The mother of Soham killer Ian Huntley reportedly wants her son to be put to death because of his horrific crimes.
Huntley murdered 10-year-olds Holly Wells and Jessica Chapman
Lynda Nixon's comments in the Sun came as Huntley began a life sentence for the murders of schoolgirls Holly Wells and Jessica Chapman in August 2002.
She said her son's actions were "unforgivable" and he should pay for them with his own life.
Ms Nixon, 49, also said she had thought Huntley was guilty because she "saw it in his eyes" when he was arrested.
Ms Nixon told the paper: "I truly wish we had capital punishment.
"I believe Ian should not live after what he's done."
She added: "He's my baby boy and I love him but he deserves to be punished. He deserves to be strung up for what he's done.
"I wish there was an electric chair in this country that they could put him in and that would be the end of it."
Huntley was given two life sentences at the Old Bailey for the murders.
He is to undergo psychiatric tests to assess whether he should be held in a secure mental hospital or jail.
Ms Nixon, 49, who was divorced from Huntley's father Kevin but has since been reunited, went into hiding when her son and his then fiancee Maxine Carr were arrested last summer.
Maxine Carr, 26, was given three-and-a-half years for conspiring to pervert the course of justice but cleared of two counts of assisting an offender.

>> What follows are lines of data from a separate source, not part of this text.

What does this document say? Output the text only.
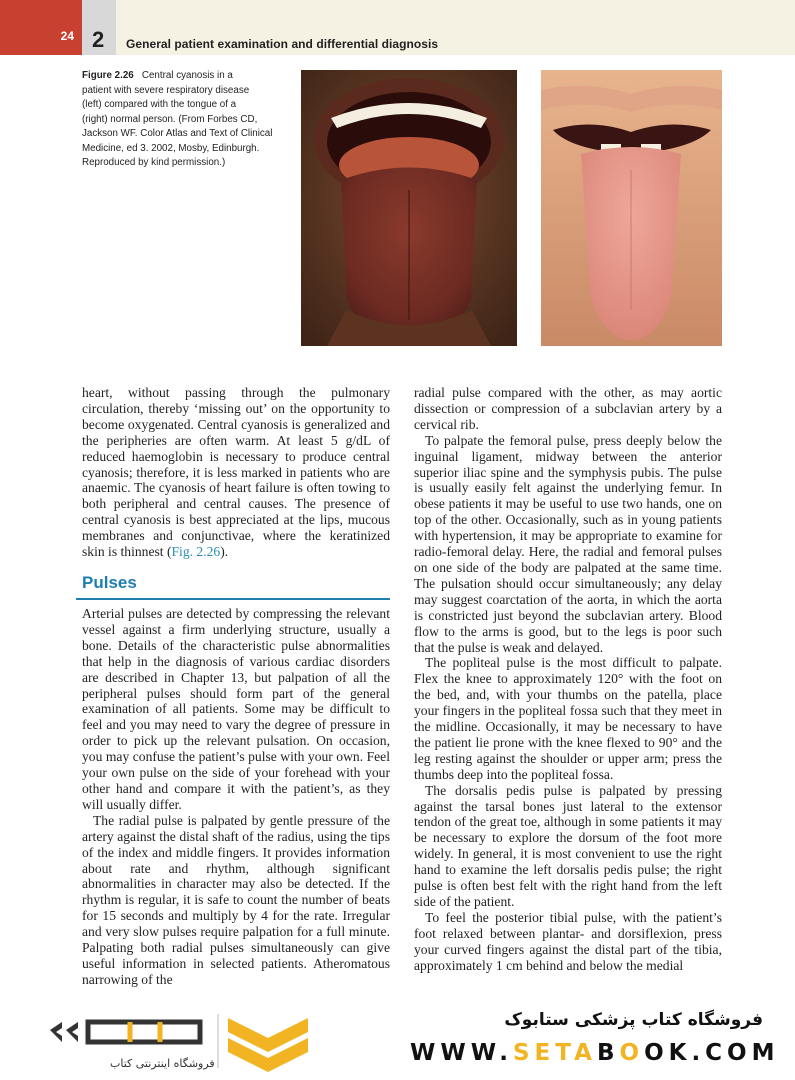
24 2 General patient examination and differential diagnosis
Figure 2.26 Central cyanosis in a
patient with severe respiratory disease
(left) compared with the tongue of a
(right) normal person. (From Forbes CD,
Jackson WF. Color Atlas and Text of Clinical
Medicine, ed 3. 2002, Mosby, Edinburgh.
Reproduced by kind permission.)

heart, without passing through the pulmonary circulation, thereby ‘missing out’ on the opportunity to become oxygenated. Central cyanosis is generalized and the peripheries are often warm. At least 5 g/dL of reduced haemoglobin is necessary to produce central cyanosis; therefore, it is less marked in patients who are anaemic. The cyanosis of heart failure is often towing to both peripheral and central causes. The presence of central cyanosis is best appreciated at the lips, mucous membranes and conjunctivae, where the keratinized skin is thinnest (Fig. 2.26).

Pulses

Arterial pulses are detected by compressing the relevant vessel against a firm underlying structure, usually a bone. Details of the characteristic pulse abnormalities that help in the diagnosis of various cardiac disorders are described in Chapter 13, but palpation of all the peripheral pulses should form part of the general examination of all patients. Some may be difficult to feel and you may need to vary the degree of pressure in order to pick up the relevant pulsation. On occasion, you may confuse the patient’s pulse with your own. Feel your own pulse on the side of your forehead with your other hand and compare it with the patient’s, as they will usually differ.

The radial pulse is palpated by gentle pressure of the artery against the distal shaft of the radius, using the tips of the index and middle fingers. It provides information about rate and rhythm, although significant abnormalities in character may also be detected. If the rhythm is regular, it is safe to count the number of beats for 15 seconds and multiply by 4 for the rate. Irregular and very slow pulses require palpation for a full minute. Palpating both radial pulses simultaneously can give useful information in selected patients. Atheromatous narrowing of the

radial pulse compared with the other, as may aortic dissection or compression of a subclavian artery by a cervical rib.

To palpate the femoral pulse, press deeply below the inguinal ligament, midway between the anterior superior iliac spine and the symphysis pubis. The pulse is usually easily felt against the underlying femur. In obese patients it may be useful to use two hands, one on top of the other. Occasionally, such as in young patients with hypertension, it may be appropriate to examine for radio-femoral delay. Here, the radial and femoral pulses on one side of the body are palpated at the same time. The pulsation should occur simultaneously; any delay may suggest coarctation of the aorta, in which the aorta is constricted just beyond the subclavian artery. Blood flow to the arms is good, but to the legs is poor such that the pulse is weak and delayed.

The popliteal pulse is the most difficult to palpate. Flex the knee to approximately 120° with the foot on the bed, and, with your thumbs on the patella, place your fingers in the popliteal fossa such that they meet in the midline. Occasionally, it may be necessary to have the patient lie prone with the knee flexed to 90° and the leg resting against the shoulder or upper arm; press the thumbs deep into the popliteal fossa.

The dorsalis pedis pulse is palpated by pressing against the tarsal bones just lateral to the extensor tendon of the great toe, although in some patients it may be necessary to explore the dorsum of the foot more widely. In general, it is most convenient to use the right hand to examine the left dorsalis pedis pulse; the right pulse is often best felt with the right hand from the left side of the patient.

To feel the posterior tibial pulse, with the patient’s foot relaxed between plantar- and dorsiflexion, press your curved fingers against the distal part of the tibia, approximately 1 cm behind and below the medial

فروشگاه اینترنتی کتاب
فروشگاه کتاب پزشکی ستابوک
WWW.SETABOOK.COM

Ms Nixon said she knew about one rape allegation against her son, but he had insisted the girl in that case was lying.
When Huntley was arrested by police at his parents' home, Ms Nixon said she looked into her son's eyes and "just knew he'd done it".
She added: "It wasn't what he said. It's what he didn't say. I told the
police straight away, `I think he's done it, I know he's done it'."
Ms Nixon also told the newspaper that when her son telephoned her after his conviction for murder, she berated him and called him a liar.
Her damning remarks come amid concerns about how Huntley was allowed to work with children despite past allegations of rape and underage sex.
Home Office minister Hazel Blears said in a Commons statement on Thursday that police forces must have better systems for inputting arrest and conviction details.
She said a year-long study of forces' performance was "not encouraging", but that new practices had been put in place to overcome failings.
Home Secretary David Blunkett has ordered an inquiry into the effectiveness of intelligence and vetting used by the Cambridgeshire and Humberside forces to examine Huntley's background.
The police and social services are also carrying out investigations into their respective roles in the case.